Very penalizing in the short term, the coronavirus epidemic could, in the long term, benefit businesses. As long as they know how to make it an opportunity.
Sometimes good can come from good … As the epidemic threatens global growth, the Covid-19 forces businesses to make changes that could benefit them. As the London underground strike of February 2014 shows, it is all about adaptation and resilience. Faced with the closure of several metro lines, frustrated Londoners had been forced to rethink their commute. But researchers at the universities of Oxford and Cambridge found that 5% of passengers kept their new routes even after resuming normal service. This has generated long-term economic gains that outweigh the short-term costs of the disruption.
Certainly, the coronavirus pandemic poses a far greater challenge to the business community than a transportation strike. Of course, like most London underground passengers at the time of the 2014 strike, many businesses will revert to the way they used to operate. But, for others, the Coronavirus will have a lasting effect, accelerating the positive trends already underway in terms of business organization reform. Whether it is the spread of remote working or the reconfiguration of supply chains, already weakened by the trade war.
Travel, an exuberant budget
As for their employees, companies are wondering whether they should let them travel, attend conferences or come to the office, at the risk of contracting the virus. In all three cases, the answer is more and more often “no”. Many multinationals have banned all unnecessary travel. While Google and Facebook, are working to put online, partially or totally, some of their great celebrations, thus giving a new meaning to the term “teleconference”! At the same time, JPMorgan Chase asked thousands of American bankers to stay at home to test his emergency measures. Business travel, which costs companies more than $ 1 trillion a year in business, may decrease by more than a third as the epidemic rages, according to a study by the Global Business Travel Association.
In addition to highlighting the exuberant inflation of the travel budget, emergency plans against the Covid-19 also highlight the sometimes exorbitant cost of using offices. Large British and American companies pay an average of $ 5,000 per employee in annual rental fees. Only 40-50% of the desks are actually used during working hours – often not very well. According to a survey of 600,000 employees by Leesman, a data provider, two in five said that coming to the office made it difficult for them to work effectively.
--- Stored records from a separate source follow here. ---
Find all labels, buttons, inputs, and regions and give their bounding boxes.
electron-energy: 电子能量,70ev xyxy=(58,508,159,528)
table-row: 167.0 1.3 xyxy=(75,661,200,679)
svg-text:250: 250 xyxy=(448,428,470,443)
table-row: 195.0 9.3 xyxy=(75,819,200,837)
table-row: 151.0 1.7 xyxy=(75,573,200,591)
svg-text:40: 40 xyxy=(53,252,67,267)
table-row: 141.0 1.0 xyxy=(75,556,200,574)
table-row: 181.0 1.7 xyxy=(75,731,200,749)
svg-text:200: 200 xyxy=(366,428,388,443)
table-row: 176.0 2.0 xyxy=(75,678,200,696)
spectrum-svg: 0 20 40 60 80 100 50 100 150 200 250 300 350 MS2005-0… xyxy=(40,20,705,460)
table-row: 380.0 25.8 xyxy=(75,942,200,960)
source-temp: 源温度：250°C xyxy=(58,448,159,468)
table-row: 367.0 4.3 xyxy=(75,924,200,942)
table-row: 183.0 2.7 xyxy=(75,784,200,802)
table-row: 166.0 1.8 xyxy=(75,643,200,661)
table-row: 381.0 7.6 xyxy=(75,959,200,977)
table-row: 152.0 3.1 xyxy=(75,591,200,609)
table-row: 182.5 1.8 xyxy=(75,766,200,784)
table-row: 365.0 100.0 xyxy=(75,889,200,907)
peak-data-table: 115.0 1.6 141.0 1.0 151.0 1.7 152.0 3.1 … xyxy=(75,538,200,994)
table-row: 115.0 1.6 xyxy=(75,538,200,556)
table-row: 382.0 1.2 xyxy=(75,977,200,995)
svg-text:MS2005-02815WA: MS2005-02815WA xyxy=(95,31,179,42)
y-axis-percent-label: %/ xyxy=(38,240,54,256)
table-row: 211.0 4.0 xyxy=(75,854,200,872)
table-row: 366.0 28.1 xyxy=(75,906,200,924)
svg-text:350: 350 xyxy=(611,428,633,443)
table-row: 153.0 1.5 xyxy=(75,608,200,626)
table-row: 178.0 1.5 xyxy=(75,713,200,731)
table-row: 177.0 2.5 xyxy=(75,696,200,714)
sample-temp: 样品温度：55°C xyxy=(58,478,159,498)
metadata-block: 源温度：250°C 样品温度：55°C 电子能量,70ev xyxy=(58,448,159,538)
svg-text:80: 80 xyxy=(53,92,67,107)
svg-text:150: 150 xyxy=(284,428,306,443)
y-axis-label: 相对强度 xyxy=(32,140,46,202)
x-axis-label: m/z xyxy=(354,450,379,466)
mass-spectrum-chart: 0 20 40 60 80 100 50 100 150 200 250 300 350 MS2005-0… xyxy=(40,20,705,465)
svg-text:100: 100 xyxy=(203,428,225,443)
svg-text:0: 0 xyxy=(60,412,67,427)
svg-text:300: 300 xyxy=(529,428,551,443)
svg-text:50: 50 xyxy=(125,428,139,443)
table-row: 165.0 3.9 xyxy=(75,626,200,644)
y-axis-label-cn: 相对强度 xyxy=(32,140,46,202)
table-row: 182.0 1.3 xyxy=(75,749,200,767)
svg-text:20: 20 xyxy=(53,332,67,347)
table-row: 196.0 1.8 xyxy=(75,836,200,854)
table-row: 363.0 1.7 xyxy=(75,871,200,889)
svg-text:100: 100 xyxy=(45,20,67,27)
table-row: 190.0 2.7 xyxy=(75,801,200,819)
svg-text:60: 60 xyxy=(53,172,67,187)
In other words, if their managers find, in the midst of the coronavirus crisis, that productivity actually increases – or at least does not decrease – while the staff isolates themselves at home, the arguments in favor of teleworking may become … irresistible.
Stocks, a vital necessity
But that’s not all. Since the 1980s, supply chains have become more complex and global, making companies dependent on thousands of suppliers. The just-in-time adoption launched by Toyota in the 1970s made production more efficient but more vulnerable to disruption, as companies stockpiled less and less. According to Bloomberg data, Apple has only nine days of inventory. When natural disasters strike, large companies cope by temporarily shifting production from disaster areas to those that are not. But Covid-19 simultaneously affects all of a company’s current and potential subcontractors. In such a scenario, having larger stocks and suppliers in the immediate vicinity is a vital necessity for companies.
The coronavirus will not do away with global business travel or supply chains. But the current epidemic offers an opportunity to experiment with new ways of doing things. Business leaders should not be immune to such an opportunity.